NCI's decision to launch a separate resource for cancer genomics data stemmed in part from a desire to "have a more flexible system where we could experiment with multiple analysis pipelines that exist close to the data and different ways of distributing the data," he explained.
One approach that the CGHub development team is adopting is encouraging researchers to "co-locate" their own compute infrastructure near the database, which should make it easier to access the data instead of trying to physically ship large datasets between institutions, he said.
So far, CGHub has one rack of machines from University of California, Berkeley, that is co-located near the database and Haussler expects more groups to follow suit. This would ultimately create "a community of analysis platforms that are all built around a central database," he said.

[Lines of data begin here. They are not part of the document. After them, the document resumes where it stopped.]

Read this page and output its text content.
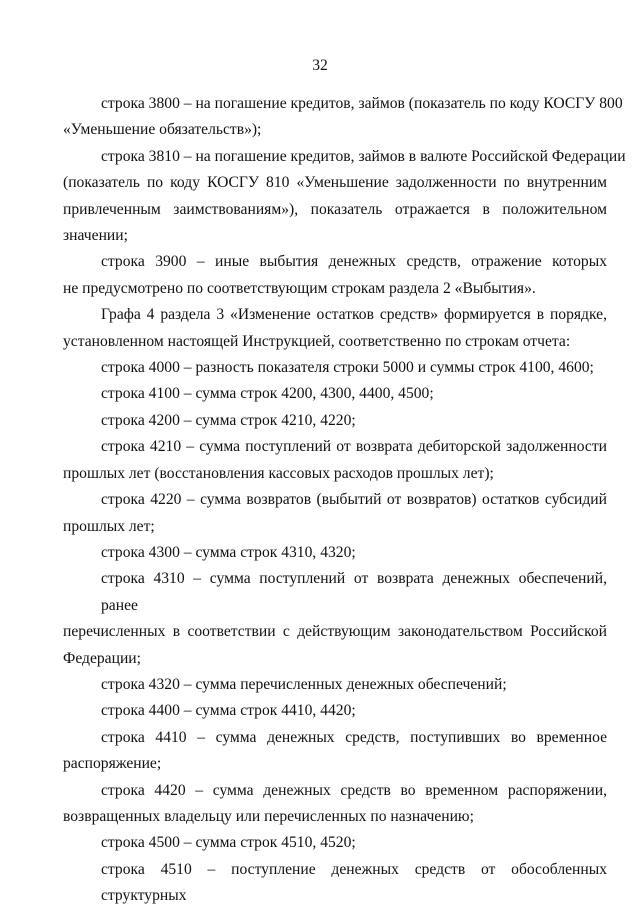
32
строка 3800 – на погашение кредитов, займов (показатель по коду КОСГУ 800
«Уменьшение обязательств»);
строка 3810 – на погашение кредитов, займов в валюте Российской Федерации
(показатель по коду КОСГУ 810 «Уменьшение задолженности по внутренним
привлеченным заимствованиям»), показатель отражается в положительном
значении;
строка 3900 – иные выбытия денежных средств, отражение которых
не предусмотрено по соответствующим строкам раздела 2 «Выбытия».
Графа 4 раздела 3 «Изменение остатков средств» формируется в порядке,
установленном настоящей Инструкцией, соответственно по строкам отчета:
строка 4000 – разность показателя строки 5000 и суммы строк 4100, 4600;
строка 4100 – сумма строк 4200, 4300, 4400, 4500;
строка 4200 – сумма строк 4210, 4220;
строка 4210 – сумма поступлений от возврата дебиторской задолженности
прошлых лет (восстановления кассовых расходов прошлых лет);
строка 4220 – сумма возвратов (выбытий от возвратов) остатков субсидий
прошлых лет;
строка 4300 – сумма строк 4310, 4320;
строка 4310 – сумма поступлений от возврата денежных обеспечений, ранее
перечисленных в соответствии с действующим законодательством Российской
Федерации;
строка 4320 – сумма перечисленных денежных обеспечений;
строка 4400 – сумма строк 4410, 4420;
строка 4410 – сумма денежных средств, поступивших во временное
распоряжение;
строка 4420 – сумма денежных средств во временном распоряжении,
возвращенных владельцу или перечисленных по назначению;
строка 4500 – сумма строк 4510, 4520;
строка 4510 – поступление денежных средств от обособленных структурных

For groups that prefer not to co-locate equipment, CGHub's developers suggest that they work with cloud computing providers in order to obtain sufficient computation and storage space needed for their datasets.
The CGHub team is also exploring new data compression schemes that are expected to reduce the total storage space needed to hold the data, which Haussler said is "extremely important" given the size of the data sets involved.
"We would like to compress the data down to one tenth of its current size and that will not be possible without losing some information," he told BioInform. At present, the cancer genomics community is "working very hard to decide what information we can sacrifice in these very valuable data."
He said that the group is exploring two compression approaches; one developed by researchers at the European Bioinformatics Institute, called CRAM, and a second that is designed by the NCBI.